Universal Child Care Benefit will buy a lot more beer and popcorn
Canadian parents have been digging out their holiday stockings this week, looking to see how much Ottawa’s “Christmas in July” ploy has delivered to their households.
For that is what federal Employment Minister Pierre Poilievre termed the lump sum payment in a series of tweets promoting the topped up Universal Child Care Benefit.
You remember the UCCB. It was handed out to Canadian parents of children aged six and younger when the Conservatives came to power in 2006.
In that year’s election campaign, the Liberals promised a national childcare plan. The Conservatives came back with a $100 a month cheque to parents of young children, which recipients could spend any way they saw fit. In an ill-advised retort, Liberal spokesman noted parents could blow the UCCB cheques on “beer and popcorn” instead of on their children. He was forced to apologize.
Now with another election looming that $100 cheque has been increased to $160 per child younger than six. Parents of children between six and 17 also get to cash in on the UCCB, at $60 a month. This top-up is retroactive to January, meaning the cheques parents got this month are as high as $520 for preschoolers and $420 for every child six to 17.
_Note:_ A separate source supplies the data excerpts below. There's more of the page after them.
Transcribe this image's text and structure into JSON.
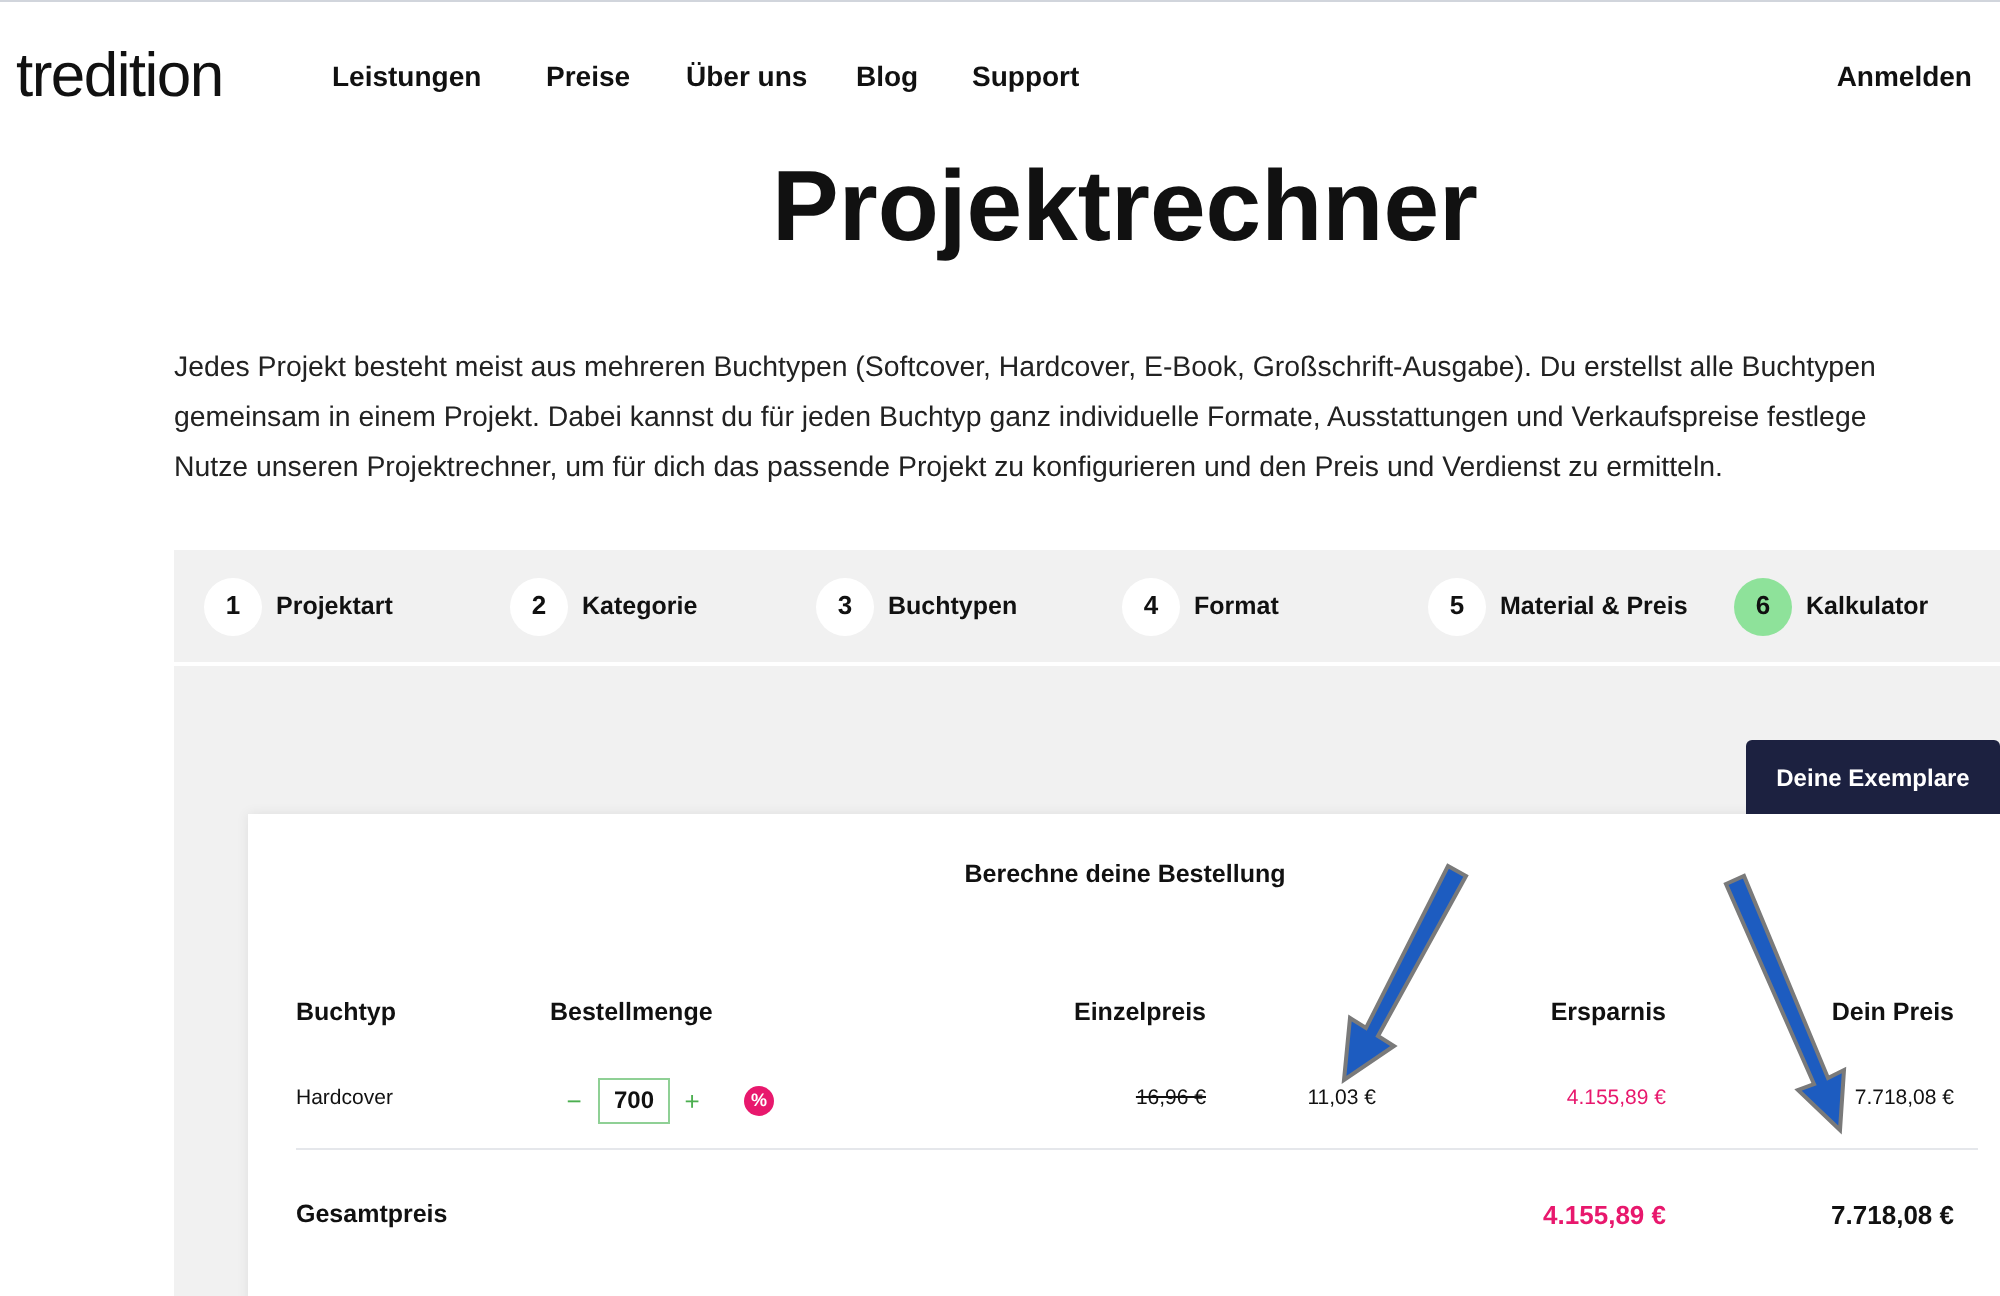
{
  "header": {
    "logo": "tredition",
    "nav": [
      "Leistungen",
      "Preise",
      "Über uns",
      "Blog",
      "Support"
    ],
    "login": "Anmelden"
  },
  "title": "Projektrechner",
  "intro_lines": [
    "Jedes Projekt besteht meist aus mehreren Buchtypen (Softcover, Hardcover, E-Book, Großschrift-Ausgabe). Du erstellst alle Buchtypen",
    "gemeinsam in einem Projekt. Dabei kannst du für jeden Buchtyp ganz individuelle Formate, Ausstattungen und Verkaufspreise festlege",
    "Nutze unseren Projektrechner, um für dich das passende Projekt zu konfigurieren und den Preis und Verdienst zu ermitteln."
  ],
  "steps": [
    {
      "number": "1",
      "label": "Projektart",
      "selected": false
    },
    {
      "number": "2",
      "label": "Kategorie",
      "selected": false
    },
    {
      "number": "3",
      "label": "Buchtypen",
      "selected": false
    },
    {
      "number": "4",
      "label": "Format",
      "selected": false
    },
    {
      "number": "5",
      "label": "Material & Preis",
      "selected": false
    },
    {
      "number": "6",
      "label": "Kalkulator",
      "selected": true
    }
  ],
  "copies_button": "Deine Exemplare",
  "calculator": {
    "title": "Berechne deine Bestellung",
    "columns": [
      "Buchtyp",
      "Bestellmenge",
      "Einzelpreis",
      "Ersparnis",
      "Dein Preis"
    ],
    "rows": [
      {
        "book_type": "Hardcover",
        "minus": "−",
        "quantity": "700",
        "plus": "+",
        "discount_badge": "%",
        "list_price": "16,96 €",
        "unit_price": "11,03 €",
        "savings": "4.155,89 €",
        "your_price": "7.718,08 €"
      }
    ],
    "total": {
      "label": "Gesamtpreis",
      "savings": "4.155,89 €",
      "your_price": "7.718,08 €"
    }
  }
}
The timing of these lump sum payments certainly smacks of vote buying as all political candidates are spending the summer in their ridings, rustling up support for the October federal election. Especially since Mr. Poilievre made the announcement this week in Halifax while wearing a bright blue shirt bearing the Conservative logo. But what are Canadian families getting from this initiative?
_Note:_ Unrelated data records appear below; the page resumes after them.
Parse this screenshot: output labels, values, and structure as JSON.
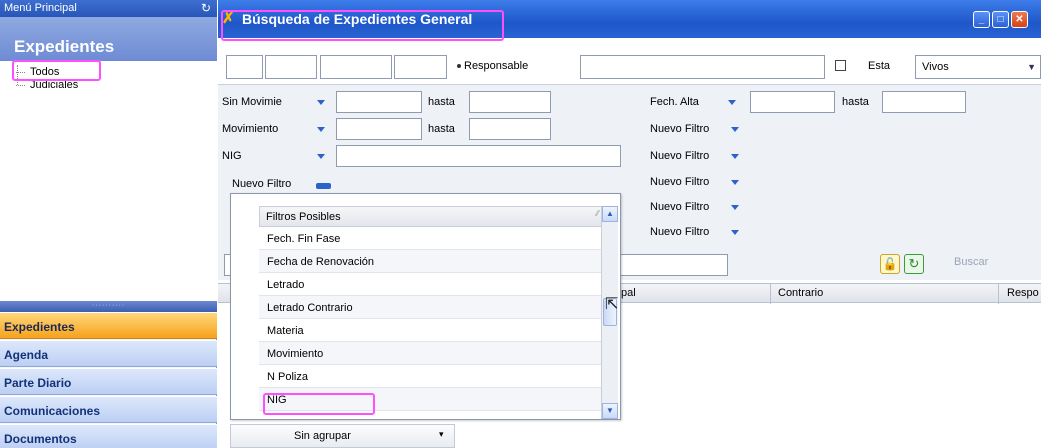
{
  "sidebar": {
    "header": "Menú Principal",
    "title": "Expedientes",
    "tree": [
      "Todos",
      "Judiciales"
    ],
    "buttons": [
      "Expedientes",
      "Agenda",
      "Parte Diario",
      "Comunicaciones",
      "Documentos"
    ],
    "active_button": "Expedientes"
  },
  "window": {
    "title": "Búsqueda de Expedientes General",
    "responsable_label": "Responsable",
    "esta_label": "Esta",
    "estado_value": "Vivos"
  },
  "filters": {
    "sin_movimiento": "Sin Movimie",
    "movimiento": "Movimiento",
    "nig": "NIG",
    "hasta": "hasta",
    "nuevo_filtro": "Nuevo Filtro",
    "fech_alta": "Fech. Alta",
    "right_nuevo_filtro": [
      "Nuevo Filtro",
      "Nuevo Filtro",
      "Nuevo Filtro",
      "Nuevo Filtro",
      "Nuevo Filtro"
    ]
  },
  "search": {
    "buscar_label": "Buscar"
  },
  "grid": {
    "columns": [
      "ıcipal",
      "Contrario",
      "Respo"
    ]
  },
  "groupby": {
    "value": "Sin agrupar"
  },
  "popup": {
    "header": "Filtros Posibles",
    "items": [
      "Fech. Fin Fase",
      "Fecha de Renovación",
      "Letrado",
      "Letrado Contrario",
      "Materia",
      "Movimiento",
      "N Poliza",
      "NIG"
    ]
  },
  "icons": {
    "refresh": "refresh-icon",
    "lock": "lock-icon",
    "reload": "reload-icon",
    "cursor": "mouse-cursor-icon"
  },
  "colors": {
    "highlight": "#ff4fff",
    "titlebar": "#1e57c9",
    "active_nav": "#f6a21c"
  }
}
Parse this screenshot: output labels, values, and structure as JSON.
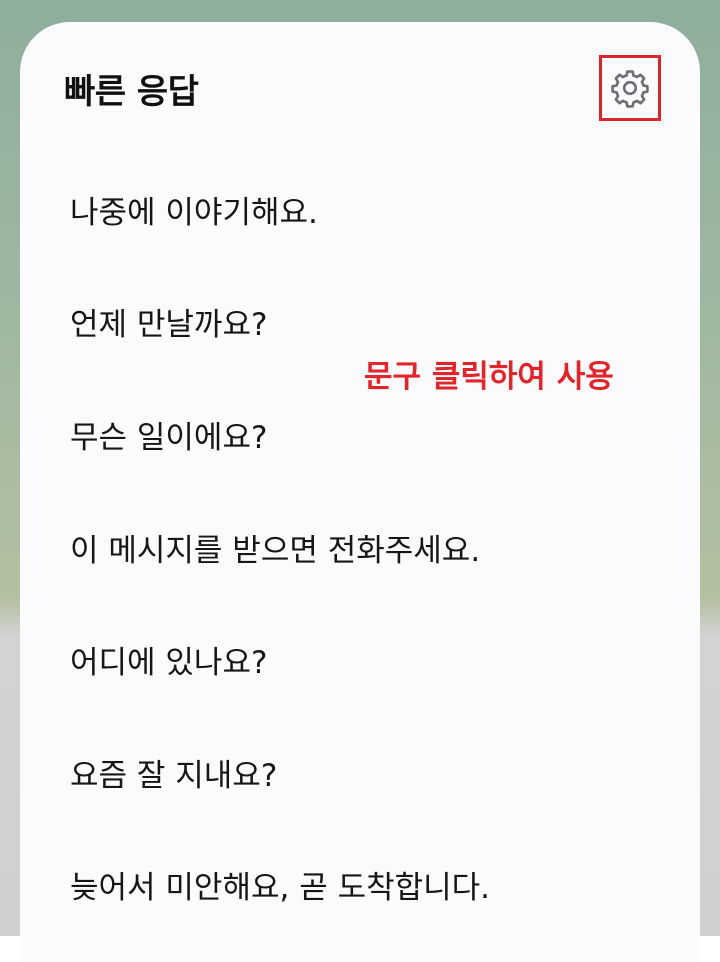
{
  "panel": {
    "title": "빠른 응답",
    "settings_icon": "gear-icon",
    "highlight_color": "#d8262b"
  },
  "replies": [
    "나중에 이야기해요.",
    "언제 만날까요?",
    "무슨 일이에요?",
    "이 메시지를 받으면 전화주세요.",
    "어디에 있나요?",
    "요즘 잘 지내요?",
    "늦어서 미안해요, 곧 도착합니다."
  ],
  "annotation": {
    "text": "문구 클릭하여 사용",
    "color": "#e0262b"
  }
}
The $60 extra per child does not apply equally to all parents, when the child tax credit is factored in. This affects families with higher incomes. They may receive a cheque for a few hundred dollars now, but they may owe half that back to the government come income tax filing time.
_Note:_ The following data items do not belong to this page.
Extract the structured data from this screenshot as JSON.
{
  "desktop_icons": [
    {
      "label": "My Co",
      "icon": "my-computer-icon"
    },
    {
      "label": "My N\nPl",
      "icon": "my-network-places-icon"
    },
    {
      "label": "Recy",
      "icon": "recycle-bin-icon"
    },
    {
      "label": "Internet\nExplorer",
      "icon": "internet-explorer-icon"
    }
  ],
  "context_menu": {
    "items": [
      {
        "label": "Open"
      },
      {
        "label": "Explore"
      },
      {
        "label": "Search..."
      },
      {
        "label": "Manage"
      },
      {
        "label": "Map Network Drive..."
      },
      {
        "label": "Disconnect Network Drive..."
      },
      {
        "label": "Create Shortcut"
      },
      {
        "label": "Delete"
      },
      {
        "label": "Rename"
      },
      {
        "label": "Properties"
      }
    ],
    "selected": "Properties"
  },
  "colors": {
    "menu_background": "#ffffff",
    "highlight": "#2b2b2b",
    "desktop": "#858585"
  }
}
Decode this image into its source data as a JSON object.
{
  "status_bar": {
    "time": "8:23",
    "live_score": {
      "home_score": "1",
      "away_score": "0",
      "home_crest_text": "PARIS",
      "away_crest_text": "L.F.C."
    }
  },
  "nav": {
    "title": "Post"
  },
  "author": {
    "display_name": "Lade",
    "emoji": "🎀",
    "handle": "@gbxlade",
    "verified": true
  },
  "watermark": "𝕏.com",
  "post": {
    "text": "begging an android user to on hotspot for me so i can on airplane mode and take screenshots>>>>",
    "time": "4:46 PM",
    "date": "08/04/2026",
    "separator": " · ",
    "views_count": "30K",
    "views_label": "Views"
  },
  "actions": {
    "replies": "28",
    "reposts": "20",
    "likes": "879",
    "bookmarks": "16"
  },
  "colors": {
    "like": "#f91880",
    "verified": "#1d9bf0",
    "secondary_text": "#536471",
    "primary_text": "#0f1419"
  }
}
Still, this way of delivering money to families with children works better for some lower income families.
And these are the children we all want to see benefit the most.
Too often we hear of measures that end up benefitting those in the highest tax brackets so it’s nice this one seems to take from the rich and give to the poor.
As well, having the money coming in once a month helps some parents plan better. If they know they are getting a set amount of money once a month, they can put those dollars directly towards something for their child: afterschool programs; music lessons; school lunches. It’s hard to argue against that. What the UCCB doesn’t address, though, is the enormous cost of child care.
Moms and dads who are spending tens of thousands of dollars a year to have their children cared for note that the $1,200 extra a year (or less) is not even a drop in the bucket.
That amount certainly won’t lure a person who is sitting on the fence about whether he or she should go back to work or stay home until the little ones are in school.
Also of note is when the $100 UCCB was first introduced in 2006, many day cares immediately raised their rates by — you guessed it — $100 a month. There’s nothing stopping those facilities from raising their rates another $60 now.
Santa and the Conservatives will have to wait until October to see if voters decided to keep the expanded UCCB or are looking for an exchange.